I can’t stress this enough, I feed pups twice a day. There is enough food to eat their fill and leftovers for later. Pups requirements are different to adult dogs, as you would expect.
Raw, preferably, or cooked meat is great, though I wouldn’t feed horse or deer as I feel it is too rich. They do very well on cooked offal. There are some very good dog sausages available, and biscuits especially for pups. Also give variety, not only will it eat heartily but it is more likely to get a well balanced diet. Make sure everything you feed is fresh and good quality and be thoughtful as to where you put the food down (dogs may bury food but it isn’t near faeces).
While we are on the subject of poos, a healthy pup with a balanced diet should have a soft one that holds its shape. If it is dry and crumbly or so soft that it resembles a cows (too much milk or milk that is mixed too strong will do this) then something is wrong with either the food or its health.
Milk straight from the cow must be watered down – about one third water, two thirds milk. I find full cream milk powder from the supermarket bulk bins, the best. It mixes well, it’s yummy and pups do well on it. And make sure you keep the milk bowl clean or it will sour quickly and the pup won’t drink it. Give left over milk to one of your other dogs and give fresh milk twice a day.
There must also be a clean bowl of fresh water available at all times.
A pup needs to be in perfect condition, that is – no hip and rib bones showing and you also shouldn’t be able to feel them, a good covering but not obese as that will put too much strain on the leg joints. The skin on the neck and back should be nice and loose, and the coat shiny.
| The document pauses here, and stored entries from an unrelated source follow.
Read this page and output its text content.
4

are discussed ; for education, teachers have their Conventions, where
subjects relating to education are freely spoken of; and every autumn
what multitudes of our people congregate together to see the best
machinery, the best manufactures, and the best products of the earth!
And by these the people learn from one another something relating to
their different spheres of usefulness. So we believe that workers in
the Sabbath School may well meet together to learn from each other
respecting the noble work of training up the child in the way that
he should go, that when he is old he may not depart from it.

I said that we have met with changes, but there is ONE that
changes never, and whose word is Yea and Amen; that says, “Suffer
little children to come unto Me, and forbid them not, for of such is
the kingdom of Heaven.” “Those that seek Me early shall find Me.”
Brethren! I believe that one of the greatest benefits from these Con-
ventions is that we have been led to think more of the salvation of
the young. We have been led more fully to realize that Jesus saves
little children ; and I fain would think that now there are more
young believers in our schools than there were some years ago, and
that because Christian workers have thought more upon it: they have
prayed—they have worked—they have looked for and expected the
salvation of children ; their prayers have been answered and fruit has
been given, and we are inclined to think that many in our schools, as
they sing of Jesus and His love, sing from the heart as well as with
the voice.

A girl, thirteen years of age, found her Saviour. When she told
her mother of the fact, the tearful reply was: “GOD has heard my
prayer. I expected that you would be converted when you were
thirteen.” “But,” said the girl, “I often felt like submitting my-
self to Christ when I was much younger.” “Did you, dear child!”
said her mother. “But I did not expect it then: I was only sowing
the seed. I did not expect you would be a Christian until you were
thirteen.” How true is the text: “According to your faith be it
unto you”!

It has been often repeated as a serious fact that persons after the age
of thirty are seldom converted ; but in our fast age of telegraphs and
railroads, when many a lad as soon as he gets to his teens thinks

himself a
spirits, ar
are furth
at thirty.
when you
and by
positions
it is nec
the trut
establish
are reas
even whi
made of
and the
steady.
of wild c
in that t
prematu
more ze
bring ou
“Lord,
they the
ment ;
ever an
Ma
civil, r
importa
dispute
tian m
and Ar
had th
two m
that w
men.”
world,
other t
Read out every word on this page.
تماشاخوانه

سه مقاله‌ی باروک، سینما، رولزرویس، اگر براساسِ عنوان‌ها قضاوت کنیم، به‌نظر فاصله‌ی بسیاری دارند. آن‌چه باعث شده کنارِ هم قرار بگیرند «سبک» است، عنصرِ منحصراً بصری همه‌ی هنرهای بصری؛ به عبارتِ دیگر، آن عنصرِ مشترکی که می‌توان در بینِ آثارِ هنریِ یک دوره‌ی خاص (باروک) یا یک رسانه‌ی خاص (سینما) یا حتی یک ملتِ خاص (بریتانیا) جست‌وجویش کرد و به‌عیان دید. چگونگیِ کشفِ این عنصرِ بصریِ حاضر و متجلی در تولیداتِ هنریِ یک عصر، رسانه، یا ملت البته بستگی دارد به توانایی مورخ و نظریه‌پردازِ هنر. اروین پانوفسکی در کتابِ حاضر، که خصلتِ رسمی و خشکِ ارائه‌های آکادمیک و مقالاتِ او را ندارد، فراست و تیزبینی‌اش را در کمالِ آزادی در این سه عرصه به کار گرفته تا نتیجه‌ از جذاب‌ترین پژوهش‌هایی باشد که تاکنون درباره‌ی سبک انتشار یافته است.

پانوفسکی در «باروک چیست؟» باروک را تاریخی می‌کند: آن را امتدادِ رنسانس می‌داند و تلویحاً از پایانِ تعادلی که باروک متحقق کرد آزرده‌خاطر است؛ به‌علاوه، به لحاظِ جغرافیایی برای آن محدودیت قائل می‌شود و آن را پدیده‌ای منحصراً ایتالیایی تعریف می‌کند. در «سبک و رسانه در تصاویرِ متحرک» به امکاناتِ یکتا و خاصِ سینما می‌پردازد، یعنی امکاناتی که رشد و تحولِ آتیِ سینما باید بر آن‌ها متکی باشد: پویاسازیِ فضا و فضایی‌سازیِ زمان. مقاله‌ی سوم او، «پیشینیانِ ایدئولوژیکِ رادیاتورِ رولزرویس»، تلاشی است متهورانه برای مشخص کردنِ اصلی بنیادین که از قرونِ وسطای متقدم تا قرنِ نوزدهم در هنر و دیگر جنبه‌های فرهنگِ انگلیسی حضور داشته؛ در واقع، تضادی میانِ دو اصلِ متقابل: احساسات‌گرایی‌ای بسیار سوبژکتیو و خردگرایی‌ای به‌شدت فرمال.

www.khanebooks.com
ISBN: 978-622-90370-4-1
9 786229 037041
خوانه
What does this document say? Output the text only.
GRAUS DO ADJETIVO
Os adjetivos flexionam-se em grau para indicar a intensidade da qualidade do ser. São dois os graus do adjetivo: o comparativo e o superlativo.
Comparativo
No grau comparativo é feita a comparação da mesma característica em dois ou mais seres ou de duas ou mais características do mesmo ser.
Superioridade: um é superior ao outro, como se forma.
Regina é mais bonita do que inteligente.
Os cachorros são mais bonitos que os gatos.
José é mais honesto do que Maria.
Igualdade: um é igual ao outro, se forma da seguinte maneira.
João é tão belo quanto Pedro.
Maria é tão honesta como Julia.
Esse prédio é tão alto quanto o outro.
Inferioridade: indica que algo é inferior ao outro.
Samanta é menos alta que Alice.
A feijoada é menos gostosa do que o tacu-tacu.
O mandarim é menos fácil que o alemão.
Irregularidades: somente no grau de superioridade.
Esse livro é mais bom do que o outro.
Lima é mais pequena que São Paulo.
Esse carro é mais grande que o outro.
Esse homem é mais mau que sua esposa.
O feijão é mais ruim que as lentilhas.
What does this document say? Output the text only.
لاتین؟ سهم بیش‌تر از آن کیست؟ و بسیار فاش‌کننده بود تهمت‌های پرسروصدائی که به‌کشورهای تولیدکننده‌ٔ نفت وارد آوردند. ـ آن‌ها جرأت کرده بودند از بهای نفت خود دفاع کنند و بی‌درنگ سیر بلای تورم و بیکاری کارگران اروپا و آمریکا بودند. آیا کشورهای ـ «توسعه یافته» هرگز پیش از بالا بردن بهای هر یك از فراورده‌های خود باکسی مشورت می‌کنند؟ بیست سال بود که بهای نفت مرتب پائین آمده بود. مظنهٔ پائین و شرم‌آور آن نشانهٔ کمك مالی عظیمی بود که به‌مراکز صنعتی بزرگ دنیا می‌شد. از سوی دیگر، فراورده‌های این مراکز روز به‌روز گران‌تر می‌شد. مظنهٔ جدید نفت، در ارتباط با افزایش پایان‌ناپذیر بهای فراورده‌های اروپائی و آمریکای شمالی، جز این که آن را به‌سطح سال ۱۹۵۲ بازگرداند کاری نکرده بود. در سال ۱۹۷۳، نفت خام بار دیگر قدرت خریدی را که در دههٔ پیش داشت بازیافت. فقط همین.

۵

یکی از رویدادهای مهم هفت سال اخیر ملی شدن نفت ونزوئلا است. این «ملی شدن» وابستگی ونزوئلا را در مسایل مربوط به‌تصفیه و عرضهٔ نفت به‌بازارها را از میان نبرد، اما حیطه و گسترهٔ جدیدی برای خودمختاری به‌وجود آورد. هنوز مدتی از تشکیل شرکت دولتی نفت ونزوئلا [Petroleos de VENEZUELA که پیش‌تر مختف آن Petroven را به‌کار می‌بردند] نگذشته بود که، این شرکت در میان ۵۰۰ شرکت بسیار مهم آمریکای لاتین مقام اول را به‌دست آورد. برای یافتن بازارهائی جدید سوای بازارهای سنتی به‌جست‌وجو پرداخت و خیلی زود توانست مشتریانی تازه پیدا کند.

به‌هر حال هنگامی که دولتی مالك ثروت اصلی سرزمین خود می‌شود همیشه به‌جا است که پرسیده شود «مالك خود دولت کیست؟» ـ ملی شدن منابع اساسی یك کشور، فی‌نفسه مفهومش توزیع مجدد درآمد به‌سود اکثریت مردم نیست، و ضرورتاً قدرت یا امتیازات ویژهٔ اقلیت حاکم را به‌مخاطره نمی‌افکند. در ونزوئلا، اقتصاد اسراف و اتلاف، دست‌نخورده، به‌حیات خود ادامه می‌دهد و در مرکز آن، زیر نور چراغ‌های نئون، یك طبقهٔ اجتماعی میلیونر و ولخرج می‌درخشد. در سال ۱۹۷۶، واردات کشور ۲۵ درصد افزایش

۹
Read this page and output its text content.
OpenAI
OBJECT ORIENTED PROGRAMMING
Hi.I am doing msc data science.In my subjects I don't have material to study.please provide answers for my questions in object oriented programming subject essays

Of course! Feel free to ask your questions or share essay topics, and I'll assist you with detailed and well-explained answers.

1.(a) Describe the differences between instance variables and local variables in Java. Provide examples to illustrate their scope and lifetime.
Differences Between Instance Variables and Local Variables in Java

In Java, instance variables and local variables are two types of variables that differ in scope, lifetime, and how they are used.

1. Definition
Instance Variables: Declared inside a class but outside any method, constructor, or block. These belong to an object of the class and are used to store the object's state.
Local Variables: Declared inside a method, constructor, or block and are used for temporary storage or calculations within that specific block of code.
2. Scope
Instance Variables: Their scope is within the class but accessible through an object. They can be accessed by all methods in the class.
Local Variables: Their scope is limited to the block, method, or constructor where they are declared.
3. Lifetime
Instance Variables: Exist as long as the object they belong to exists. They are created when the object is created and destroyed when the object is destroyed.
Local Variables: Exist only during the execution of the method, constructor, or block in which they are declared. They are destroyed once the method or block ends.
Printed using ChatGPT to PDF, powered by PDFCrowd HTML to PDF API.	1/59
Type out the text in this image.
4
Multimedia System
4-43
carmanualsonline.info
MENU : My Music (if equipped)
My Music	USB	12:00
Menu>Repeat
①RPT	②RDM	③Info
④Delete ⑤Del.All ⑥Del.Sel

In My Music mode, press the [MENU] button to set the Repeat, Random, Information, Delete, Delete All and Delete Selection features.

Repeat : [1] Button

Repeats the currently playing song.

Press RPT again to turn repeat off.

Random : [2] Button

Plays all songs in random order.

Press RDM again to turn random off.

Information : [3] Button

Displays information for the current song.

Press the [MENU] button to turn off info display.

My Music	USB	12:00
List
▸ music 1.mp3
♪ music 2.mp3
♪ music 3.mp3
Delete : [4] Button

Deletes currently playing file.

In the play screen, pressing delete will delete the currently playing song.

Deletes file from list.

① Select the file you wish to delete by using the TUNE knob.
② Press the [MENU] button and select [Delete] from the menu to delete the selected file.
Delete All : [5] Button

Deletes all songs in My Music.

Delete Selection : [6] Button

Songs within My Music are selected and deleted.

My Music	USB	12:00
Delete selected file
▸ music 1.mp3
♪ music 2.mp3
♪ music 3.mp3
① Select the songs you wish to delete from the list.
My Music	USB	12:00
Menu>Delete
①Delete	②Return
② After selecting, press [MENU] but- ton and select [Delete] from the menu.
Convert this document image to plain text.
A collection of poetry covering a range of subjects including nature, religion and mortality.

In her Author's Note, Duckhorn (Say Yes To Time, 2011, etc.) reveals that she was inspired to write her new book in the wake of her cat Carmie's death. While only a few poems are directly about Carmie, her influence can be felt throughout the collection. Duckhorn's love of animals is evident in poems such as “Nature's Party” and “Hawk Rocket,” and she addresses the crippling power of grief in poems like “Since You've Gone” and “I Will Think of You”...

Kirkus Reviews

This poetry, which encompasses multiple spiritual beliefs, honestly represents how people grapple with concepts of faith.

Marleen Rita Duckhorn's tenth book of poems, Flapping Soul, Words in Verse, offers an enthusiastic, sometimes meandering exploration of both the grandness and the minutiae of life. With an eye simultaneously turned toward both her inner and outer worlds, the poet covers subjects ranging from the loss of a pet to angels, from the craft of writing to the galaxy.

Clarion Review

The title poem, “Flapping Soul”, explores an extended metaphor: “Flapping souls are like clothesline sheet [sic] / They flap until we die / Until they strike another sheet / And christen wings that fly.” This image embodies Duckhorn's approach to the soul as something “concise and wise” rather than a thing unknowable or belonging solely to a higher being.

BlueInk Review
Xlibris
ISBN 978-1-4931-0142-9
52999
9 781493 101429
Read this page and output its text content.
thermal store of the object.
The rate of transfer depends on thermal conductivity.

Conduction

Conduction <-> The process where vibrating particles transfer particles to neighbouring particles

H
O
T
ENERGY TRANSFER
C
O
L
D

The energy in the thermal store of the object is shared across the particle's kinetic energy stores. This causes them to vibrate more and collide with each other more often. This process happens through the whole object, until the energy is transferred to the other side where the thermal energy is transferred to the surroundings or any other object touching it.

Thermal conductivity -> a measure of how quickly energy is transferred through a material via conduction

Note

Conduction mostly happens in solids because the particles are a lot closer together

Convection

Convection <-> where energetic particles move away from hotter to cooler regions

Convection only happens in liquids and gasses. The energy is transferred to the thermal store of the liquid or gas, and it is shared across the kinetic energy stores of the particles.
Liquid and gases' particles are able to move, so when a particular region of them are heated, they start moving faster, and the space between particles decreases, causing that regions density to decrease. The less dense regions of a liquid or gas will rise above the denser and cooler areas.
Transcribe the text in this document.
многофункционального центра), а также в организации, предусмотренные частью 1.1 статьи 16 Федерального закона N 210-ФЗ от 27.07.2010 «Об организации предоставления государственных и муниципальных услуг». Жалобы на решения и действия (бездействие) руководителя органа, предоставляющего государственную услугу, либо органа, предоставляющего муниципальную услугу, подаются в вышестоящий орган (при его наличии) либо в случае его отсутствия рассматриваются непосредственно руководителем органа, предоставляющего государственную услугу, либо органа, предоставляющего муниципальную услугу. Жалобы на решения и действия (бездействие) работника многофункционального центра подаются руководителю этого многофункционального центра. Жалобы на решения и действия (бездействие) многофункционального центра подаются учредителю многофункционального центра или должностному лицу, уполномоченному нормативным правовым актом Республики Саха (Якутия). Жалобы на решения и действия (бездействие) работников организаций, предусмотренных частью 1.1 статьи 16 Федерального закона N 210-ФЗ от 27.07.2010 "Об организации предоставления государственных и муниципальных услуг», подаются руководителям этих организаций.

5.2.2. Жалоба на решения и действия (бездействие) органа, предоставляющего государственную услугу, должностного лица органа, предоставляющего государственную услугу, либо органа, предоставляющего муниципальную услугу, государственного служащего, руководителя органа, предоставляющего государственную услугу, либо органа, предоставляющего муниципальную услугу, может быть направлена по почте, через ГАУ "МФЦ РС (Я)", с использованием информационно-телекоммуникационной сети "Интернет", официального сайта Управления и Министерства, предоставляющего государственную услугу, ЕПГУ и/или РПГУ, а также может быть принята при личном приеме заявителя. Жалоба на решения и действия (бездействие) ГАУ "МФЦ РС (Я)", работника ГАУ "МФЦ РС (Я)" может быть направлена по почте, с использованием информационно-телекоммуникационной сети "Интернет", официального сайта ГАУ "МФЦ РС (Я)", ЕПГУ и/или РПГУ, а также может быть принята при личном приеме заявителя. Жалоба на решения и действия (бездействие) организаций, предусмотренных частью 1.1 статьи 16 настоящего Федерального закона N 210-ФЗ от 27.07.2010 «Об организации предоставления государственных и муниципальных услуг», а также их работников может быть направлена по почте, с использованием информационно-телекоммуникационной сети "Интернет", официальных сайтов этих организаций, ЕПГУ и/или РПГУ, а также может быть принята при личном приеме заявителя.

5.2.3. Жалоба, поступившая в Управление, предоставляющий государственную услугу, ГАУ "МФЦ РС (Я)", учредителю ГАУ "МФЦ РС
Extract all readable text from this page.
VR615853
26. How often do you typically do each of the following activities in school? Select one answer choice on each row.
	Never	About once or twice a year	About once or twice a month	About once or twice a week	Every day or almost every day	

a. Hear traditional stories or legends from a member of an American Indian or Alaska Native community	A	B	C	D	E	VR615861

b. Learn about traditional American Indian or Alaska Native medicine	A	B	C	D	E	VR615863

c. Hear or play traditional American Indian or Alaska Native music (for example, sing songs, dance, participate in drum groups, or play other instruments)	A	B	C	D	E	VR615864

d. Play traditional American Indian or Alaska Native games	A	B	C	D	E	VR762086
Hopefully your pup has been wormed at least 3 times (5 better) in its first 8 weeks and it will need regular worming thereafter especially in the first year. I bought a young pup once (Brooke) and she was very potty in the stomach so I wormed her immediately and I have never seen anything so awful.
She was so full of worms that big blobs of them on the ground weren’t even held together with faeces. A couple of days later her front legs bowed badly and I had to bandage them for several days. The vet told me this was a lack of nutrition as a result of the heavy worm infestation. So it is important.
She indecently turned into a brilliant dog though was sadly put down prematurely due to a huge cancer on the liver.
A wise breeder vaccinates pups a week before they go to their new home. Depending on the age of the pup and the vaccine used it will need at least one more shot before going onto an annual vaccination program. Discuss this with your vet.
It may seem like a lot of work and bother having a pup, it is, but you will never have a more devoted or hard working friend.